Back when I read Counterpunch, I became a fan of a one state solution to the Israeli-Palestinian conflict. It seemed the only way to honor the legitimate religious and historical claims of both parties to the land and its sacred sites.
But I soured on it because some of its advocates sounded frankly anti-Semitic. Plus, given the fact that peaceful and prosperous Canada and Belgium have nearly split recently along ethnic and linguistic lines, putting Israelis and Palestinians together in one, happy, multi-ethnic nation-state seemed like a pipe dream.
But I wonder if a two state solution is any more realistic. I think that there are something like 150,000 Israelis living in Jewish settlements in the West Bank. It took the TVA forty years to move only a third of that number for the lakes that they created. Moving that number of people seems like an impossible task, especially given the trauma Israelis experienced over evacuating the paltry sum of settlers from Gaza a few years ago.

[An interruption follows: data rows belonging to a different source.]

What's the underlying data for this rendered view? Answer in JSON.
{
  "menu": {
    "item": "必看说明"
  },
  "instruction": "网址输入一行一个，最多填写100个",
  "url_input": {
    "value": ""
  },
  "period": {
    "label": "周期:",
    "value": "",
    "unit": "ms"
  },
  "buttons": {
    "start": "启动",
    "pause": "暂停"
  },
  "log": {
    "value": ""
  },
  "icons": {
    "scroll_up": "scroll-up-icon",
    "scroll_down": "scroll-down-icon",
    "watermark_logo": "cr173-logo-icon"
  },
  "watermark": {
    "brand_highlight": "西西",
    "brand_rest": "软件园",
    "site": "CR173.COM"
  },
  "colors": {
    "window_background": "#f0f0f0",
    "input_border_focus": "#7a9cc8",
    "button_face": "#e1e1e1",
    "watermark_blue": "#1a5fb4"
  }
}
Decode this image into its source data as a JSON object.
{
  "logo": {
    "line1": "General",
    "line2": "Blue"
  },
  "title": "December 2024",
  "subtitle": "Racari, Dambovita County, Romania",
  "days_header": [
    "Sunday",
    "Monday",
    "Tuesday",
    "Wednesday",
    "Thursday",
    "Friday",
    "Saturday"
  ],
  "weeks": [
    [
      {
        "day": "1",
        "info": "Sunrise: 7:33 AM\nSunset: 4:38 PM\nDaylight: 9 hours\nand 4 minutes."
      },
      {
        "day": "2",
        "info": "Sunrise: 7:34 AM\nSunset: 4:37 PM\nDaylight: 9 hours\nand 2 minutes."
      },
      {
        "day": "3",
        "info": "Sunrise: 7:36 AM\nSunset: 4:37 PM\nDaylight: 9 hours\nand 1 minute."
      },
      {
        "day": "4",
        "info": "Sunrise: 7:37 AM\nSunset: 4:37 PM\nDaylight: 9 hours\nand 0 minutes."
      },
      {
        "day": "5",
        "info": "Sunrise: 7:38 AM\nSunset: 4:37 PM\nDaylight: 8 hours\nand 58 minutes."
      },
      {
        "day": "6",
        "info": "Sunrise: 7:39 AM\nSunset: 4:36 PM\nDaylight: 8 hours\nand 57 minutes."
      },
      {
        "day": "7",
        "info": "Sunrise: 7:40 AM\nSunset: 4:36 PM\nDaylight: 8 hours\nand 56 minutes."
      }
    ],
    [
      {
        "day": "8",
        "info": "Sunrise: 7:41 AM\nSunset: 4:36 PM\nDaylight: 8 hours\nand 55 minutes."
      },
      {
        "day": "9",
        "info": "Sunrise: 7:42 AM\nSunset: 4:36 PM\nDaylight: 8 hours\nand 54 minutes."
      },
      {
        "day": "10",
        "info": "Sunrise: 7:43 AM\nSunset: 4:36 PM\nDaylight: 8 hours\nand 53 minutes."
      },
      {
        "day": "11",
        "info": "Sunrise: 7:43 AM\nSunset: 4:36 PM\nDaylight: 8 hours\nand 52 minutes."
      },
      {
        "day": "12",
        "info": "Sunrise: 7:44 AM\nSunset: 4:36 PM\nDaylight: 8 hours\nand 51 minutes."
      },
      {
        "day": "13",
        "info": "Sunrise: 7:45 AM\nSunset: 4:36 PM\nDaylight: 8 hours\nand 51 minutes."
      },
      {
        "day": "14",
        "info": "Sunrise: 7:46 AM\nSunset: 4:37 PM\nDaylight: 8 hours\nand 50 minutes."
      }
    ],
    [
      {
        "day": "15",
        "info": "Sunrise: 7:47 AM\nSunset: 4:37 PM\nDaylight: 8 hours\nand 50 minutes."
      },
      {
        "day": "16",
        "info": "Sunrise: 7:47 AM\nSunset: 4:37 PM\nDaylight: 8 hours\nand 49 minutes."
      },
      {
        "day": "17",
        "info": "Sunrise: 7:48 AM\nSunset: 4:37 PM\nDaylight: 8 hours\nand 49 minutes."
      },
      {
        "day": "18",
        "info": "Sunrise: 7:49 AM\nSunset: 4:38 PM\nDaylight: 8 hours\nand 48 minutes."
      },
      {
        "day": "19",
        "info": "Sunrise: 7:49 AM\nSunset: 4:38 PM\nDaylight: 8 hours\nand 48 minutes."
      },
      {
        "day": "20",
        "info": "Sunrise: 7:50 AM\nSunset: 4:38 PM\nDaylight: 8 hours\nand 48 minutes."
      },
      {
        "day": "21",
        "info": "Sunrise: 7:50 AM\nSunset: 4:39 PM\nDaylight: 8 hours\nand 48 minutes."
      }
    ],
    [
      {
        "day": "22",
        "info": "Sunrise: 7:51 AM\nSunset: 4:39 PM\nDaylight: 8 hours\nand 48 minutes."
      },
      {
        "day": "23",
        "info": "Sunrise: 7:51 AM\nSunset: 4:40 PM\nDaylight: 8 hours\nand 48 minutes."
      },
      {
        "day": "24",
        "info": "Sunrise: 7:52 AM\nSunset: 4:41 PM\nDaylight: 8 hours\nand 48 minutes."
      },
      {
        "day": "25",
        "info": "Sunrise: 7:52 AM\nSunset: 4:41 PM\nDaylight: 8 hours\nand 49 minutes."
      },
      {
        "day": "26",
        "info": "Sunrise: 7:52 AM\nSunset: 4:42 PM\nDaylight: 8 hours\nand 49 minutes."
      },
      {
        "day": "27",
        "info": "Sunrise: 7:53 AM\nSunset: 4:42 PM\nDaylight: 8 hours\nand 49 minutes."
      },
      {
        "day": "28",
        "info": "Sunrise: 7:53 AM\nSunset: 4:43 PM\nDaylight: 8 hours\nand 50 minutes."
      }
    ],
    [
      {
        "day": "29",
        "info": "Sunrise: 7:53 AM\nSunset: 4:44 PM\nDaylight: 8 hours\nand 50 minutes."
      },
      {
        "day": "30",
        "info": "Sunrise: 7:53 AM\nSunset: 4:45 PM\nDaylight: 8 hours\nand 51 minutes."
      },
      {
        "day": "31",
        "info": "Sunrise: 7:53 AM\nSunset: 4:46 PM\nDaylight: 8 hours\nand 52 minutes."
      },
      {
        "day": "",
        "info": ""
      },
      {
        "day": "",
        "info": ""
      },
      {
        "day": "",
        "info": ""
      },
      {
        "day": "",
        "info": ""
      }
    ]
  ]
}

Not to be trivial, but this stage of the Israeli-Palestinian conflict reminds me of season three of Battlestar Galactica. After the attacks and the failed experiment on New Caprica, each side has perpetrated so much evil on the other that reconciliation seems impossible. But given the fact that the Cylon-Human offspring Hera lives, and that Baltar's sleeping his way through the female Cylon skin jobs, and that the mysterious final five may well be lurking in the fleet, each side's dream of getting shed of the other looks increasingly unlikely.
That's where Israelis and Palestinians are, locked in a death grip that neither party can disengage from. The Cylons and the humans managed to turn that death grip into an embrace. It's easy to do that with a TV show. But as hard as it would be to do in the real world of the Holy Land, it may be the only viable option.